So what we do is we loop through everything inside of the array of results, and then check that each of these three values are present, and are convertible to a String type. Here we’re using a compound form of the optional binding syntax that allows us to check for the valid presence of multiple values. if let varA = valueA, let varB = valueB { }. Not only are we checking for their presence, but if they can be represented as String objects.

If all three keys are present, and they can all be represented as strings, then we have an app record! We’ll add it to the list of apps, a temporary variable we created to store each new app we come across for this query.

I’m using slightly different keys for our app’s purposes. This is mainly just to show there is no reason these keys must match.

Finally, once the list of apps is completely updated, we assign the tableData variable that is going to be used to hold the Table View’s data to the array of apps we just created. From there, we call reloadData() on the appsTableView, which let’s the table know there is new data to work with, and that it should re-render itself.

You’ll notice the reloadData() is inside of another block. This one is from the Grand Central Dispatch API. By putting this code inside of the block DispatchQueue.main.async { }, we’re able to assure this is executed on the foreground thread. Because this code is all being executed in response to a network request (the API call), we end up on a background thread. This is because we know we have to wait a moment for the API to respond. The iOS App won’t just freeze the app up while it waits for the response. Instead, it will send the response in to a background thread.

So, now that we are actually updating some UI, we want to jump back on to the main thread and make sure it shows up immediately. If you are curious, you can call reloadData outside of this block and see how it effects the performance of the app (after we update the actual UI in the next step)

Update the UI with the new data

Now that we’ve got our API call updating the tableData variable, and calling reloadData() on the appsTableView we connected earlier, we can proceed to actually implement those UITableViewDataSource methods we set up in the beginning of the tutorial…

You may remember from last time we implemented the function for our Table View that we had a count method, which determines the number of rows; and a cell method, which actually creates the cell and modifies it for each row.

We’re going to update these now to use the data we pulled down from the web.

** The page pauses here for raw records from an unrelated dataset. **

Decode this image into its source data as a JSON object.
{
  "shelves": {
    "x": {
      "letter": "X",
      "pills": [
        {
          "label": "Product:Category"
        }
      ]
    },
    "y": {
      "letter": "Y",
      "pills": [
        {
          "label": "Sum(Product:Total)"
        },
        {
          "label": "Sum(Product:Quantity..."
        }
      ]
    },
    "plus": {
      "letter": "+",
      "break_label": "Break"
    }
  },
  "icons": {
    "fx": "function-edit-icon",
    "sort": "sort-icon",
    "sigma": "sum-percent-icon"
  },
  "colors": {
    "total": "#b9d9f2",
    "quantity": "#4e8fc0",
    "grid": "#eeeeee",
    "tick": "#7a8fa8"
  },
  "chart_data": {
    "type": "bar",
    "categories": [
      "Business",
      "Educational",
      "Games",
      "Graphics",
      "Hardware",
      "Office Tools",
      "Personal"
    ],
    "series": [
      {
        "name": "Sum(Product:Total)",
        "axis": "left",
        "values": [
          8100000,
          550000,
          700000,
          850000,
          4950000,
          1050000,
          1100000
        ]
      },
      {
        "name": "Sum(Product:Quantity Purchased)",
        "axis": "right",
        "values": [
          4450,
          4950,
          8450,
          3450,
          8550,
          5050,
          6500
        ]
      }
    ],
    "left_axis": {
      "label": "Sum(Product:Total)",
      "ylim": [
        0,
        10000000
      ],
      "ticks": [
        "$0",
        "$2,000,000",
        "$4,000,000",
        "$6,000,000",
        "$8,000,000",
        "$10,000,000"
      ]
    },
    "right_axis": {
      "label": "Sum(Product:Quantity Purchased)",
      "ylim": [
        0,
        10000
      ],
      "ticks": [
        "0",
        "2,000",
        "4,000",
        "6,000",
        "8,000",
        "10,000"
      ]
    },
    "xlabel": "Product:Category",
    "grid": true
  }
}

Swap out your methods with these two functions:

// MARK: UITableViewDataSource
func tableView(_ tableView: UITableView, numberOfRowsInSection section: Int) -> Int {
    return tableData.count
}
 
func tableView(_ tableView: UITableView, cellForRowAt indexPath: IndexPath) -> UITableViewCell {
    let cell = UITableViewCell(style: .subtitle, reuseIdentifier: "MyTestCell")
 
    // Get the app from the list at this row's index
    let app = tableData[indexPath.row]
 
    // Pull out the relevant strings in the app record
    cell.textLabel?.text = app["appName"]
    cell.detailTextLabel?.text = app["price"]
 
    return cell
}

The first one is pretty simple. The number of rows should be the same as the count of the records in tableData (the number of app returned from the API).

The second function is what creates the cell, which is what is displayed in the Table View. First we call the constructor to make a fresh UITableViewCell to work with. Then we retrieve the current app that should be displayed by accessing tableData[indexPath.row]. The variable indexPath is passed in as an argument by Apple’s Table View class. It represents the current index that it is asking for a cell for. It’s kind of a backwards way of thinking about it, but basically this function is the table itself asking for an individual row. Which row? Well… the one at indexPath.row.

Next, we’ll set the text values for the text and detail labels of the cell. We’ll set these to be the value of the app array we created earlier in response to the API response.

Call the API

As a final step, we’ll manually make the API call for our searchItunes method by adding it inside of the viewDidLoad function. The viewDidLoad method is called on this View Controller object any time the screen it represents is being constructed. This is a common pattern in iOS development.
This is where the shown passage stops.